Although these handsome and charismatic actors have caused a distraction it is perhaps Elizabeth who is the finer and more original creation. Sweet but forthright, pretty but not beautiful, brave but not bold, intelligent but not boring, she is, for many women, the perfect role model.
Was Elizabeth a self portrait? This seems to be highly unlikely, but she is most probably the woman Jane Austen wanted to be. As she says: “I do think her the most delightful creature ever to appear in print”, and who can argue with her?
By the time the novel was published Jane Austen was no longer the giddy girl who first created this delightful creature. Described by one observer as a “husband hunting butterfly” while still in her teens, she had become the mature, worldly-wise spinster by her early thirties. By then she had seen boyfriends come and go, brothers marry and be widowed, had been uprooted several times and witnessed her country at war. She probably no longer believed in happy ever after in quite the same way as she had when she planned the book, but still wanted to share the delightful optimism and spirit of her heroine.
Written initially as First Impression while living at Steventon at her father’s rectory, it became Pride and Prejudice sometime after, and received its final revision at Chawton Cottage, now known as Jane Austen’s House Museum.
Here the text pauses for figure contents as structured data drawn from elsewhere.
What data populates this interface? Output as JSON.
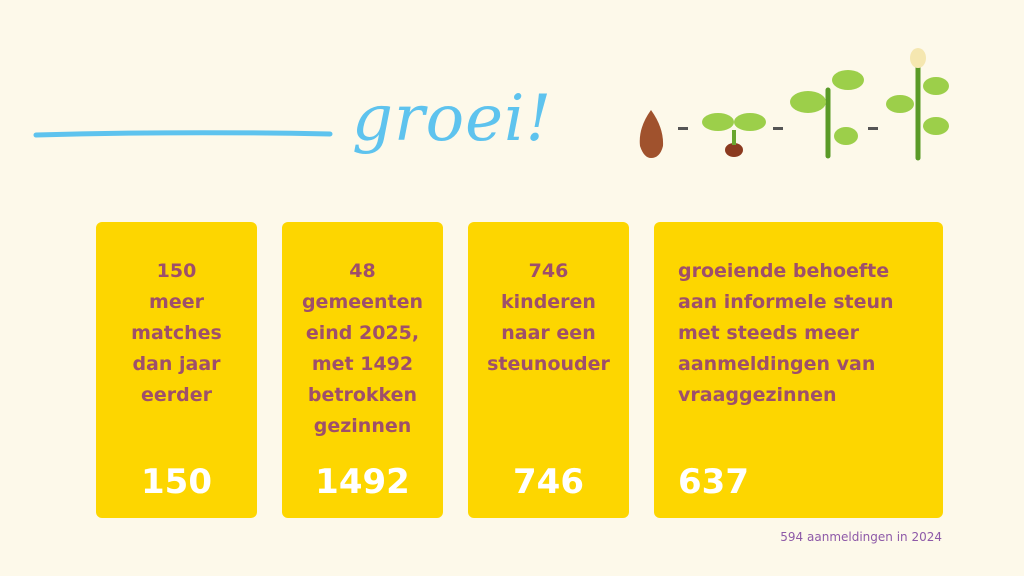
{
  "header": {
    "title": "groei!"
  },
  "cards": [
    {
      "lines": [
        "150",
        "meer",
        "matches",
        "dan jaar",
        "eerder"
      ],
      "number": 150,
      "align": "center"
    },
    {
      "lines": [
        "48",
        "gemeenten",
        "eind 2025,",
        "met 1492",
        "betrokken",
        "gezinnen"
      ],
      "number": 1492,
      "align": "center"
    },
    {
      "lines": [
        "746",
        "kinderen",
        "naar een",
        "steunouder"
      ],
      "number": 746,
      "align": "center"
    },
    {
      "lines": [
        "groeiende behoefte",
        "aan informele steun",
        "met steeds meer",
        "aanmeldingen van",
        "vraaggezinnen"
      ],
      "number": 637,
      "align": "left"
    }
  ],
  "footnote": "594 aanmeldingen in 2024"
}
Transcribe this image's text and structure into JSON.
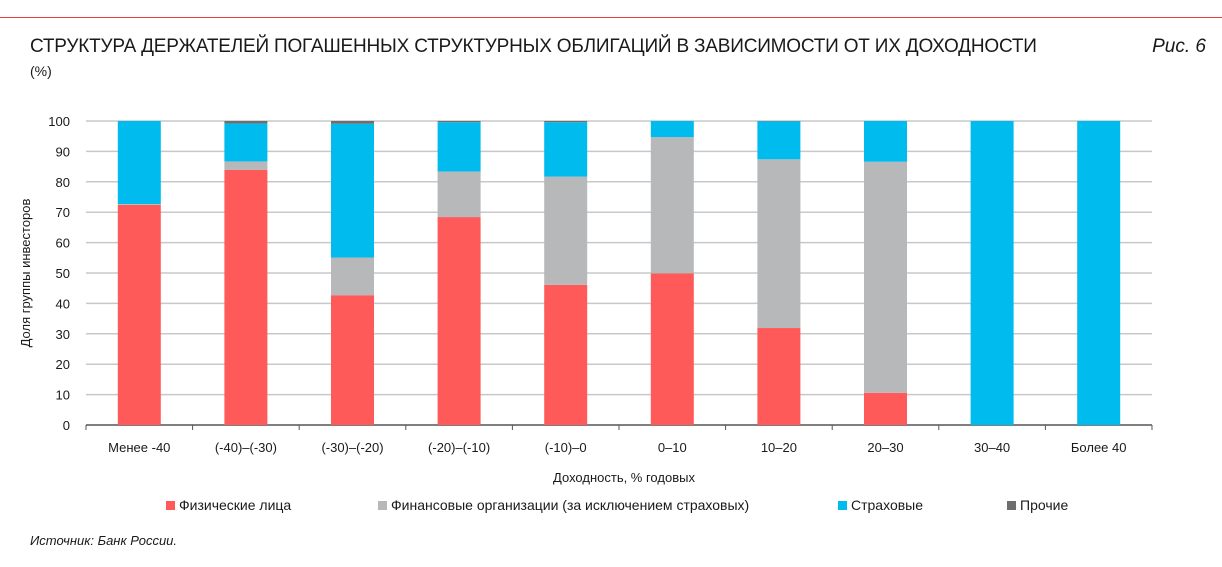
{
  "title": "СТРУКТУРА ДЕРЖАТЕЛЕЙ ПОГАШЕННЫХ СТРУКТУРНЫХ ОБЛИГАЦИЙ В ЗАВИСИМОСТИ ОТ ИХ ДОХОДНОСТИ",
  "figure_label": "Рис. 6",
  "unit": "(%)",
  "source": "Источник: Банк России.",
  "chart_data": {
    "type": "bar",
    "stacked": true,
    "xlabel": "Доходность, % годовых",
    "ylabel": "Доля группы инвесторов",
    "ylim": [
      0,
      100
    ],
    "yticks": [
      0,
      10,
      20,
      30,
      40,
      50,
      60,
      70,
      80,
      90,
      100
    ],
    "grid": true,
    "legend_position": "bottom",
    "categories": [
      "Менее -40",
      "(-40)–(-30)",
      "(-30)–(-20)",
      "(-20)–(-10)",
      "(-10)–0",
      "0–10",
      "10–20",
      "20–30",
      "30–40",
      "Более 40"
    ],
    "series": [
      {
        "name": "Физические лица",
        "color": "#ff5a5a",
        "values": [
          72.4,
          83.9,
          42.7,
          68.4,
          46.1,
          49.9,
          31.9,
          10.6,
          0,
          0
        ]
      },
      {
        "name": "Финансовые организации (за исключением страховых)",
        "color": "#b7b8ba",
        "values": [
          0.3,
          2.8,
          12.4,
          15.0,
          35.6,
          44.8,
          55.5,
          76.0,
          0,
          0
        ]
      },
      {
        "name": "Страховые",
        "color": "#00bbee",
        "values": [
          27.3,
          12.5,
          44.0,
          16.2,
          17.9,
          5.3,
          12.5,
          13.4,
          100,
          100
        ]
      },
      {
        "name": "Прочие",
        "color": "#6d6e70",
        "values": [
          0,
          0.8,
          0.9,
          0.4,
          0.4,
          0,
          0.1,
          0,
          0,
          0
        ]
      }
    ]
  }
}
This is the home from which this most famous novel was published and from where she wrote to her sister Cassandra the now immortal line: “I want to tell you that I have got my own darling child from London” on receiving her first copy of the book.
In this bicentenary year I invite everyone to share in the excitement. Read the book, watch the adaptations, visit the place where it all began.
Pride and Prejudice is my second favourite novel. I love how Elizabeth and Mr. Darcy have all these misunderstandings and then finally get married and live happily ever after! xx
Yes! Long live Austen.
ReplyDeleteI find the points you made about how the Austen who went and revised "First Impressions" would have been much less starry-eyed very interesting. I never really thought about it that way. And "husband hunting butterfly"! That sounds far more like Lydia than Lizzy :P I must read the letters and journals associated with her to get a better view of her actual character.
Although I do think that you can see Lizzy's wit sprinkled throughout the novel in the observations that the narrative makes on the characters themselves.
Her own darling child :') Oh Jane, if you could see how your darling's grown now.
I agree with everything you said. I love Pride and Prejudice! Thank you, Jane Austen for a wonderful novel!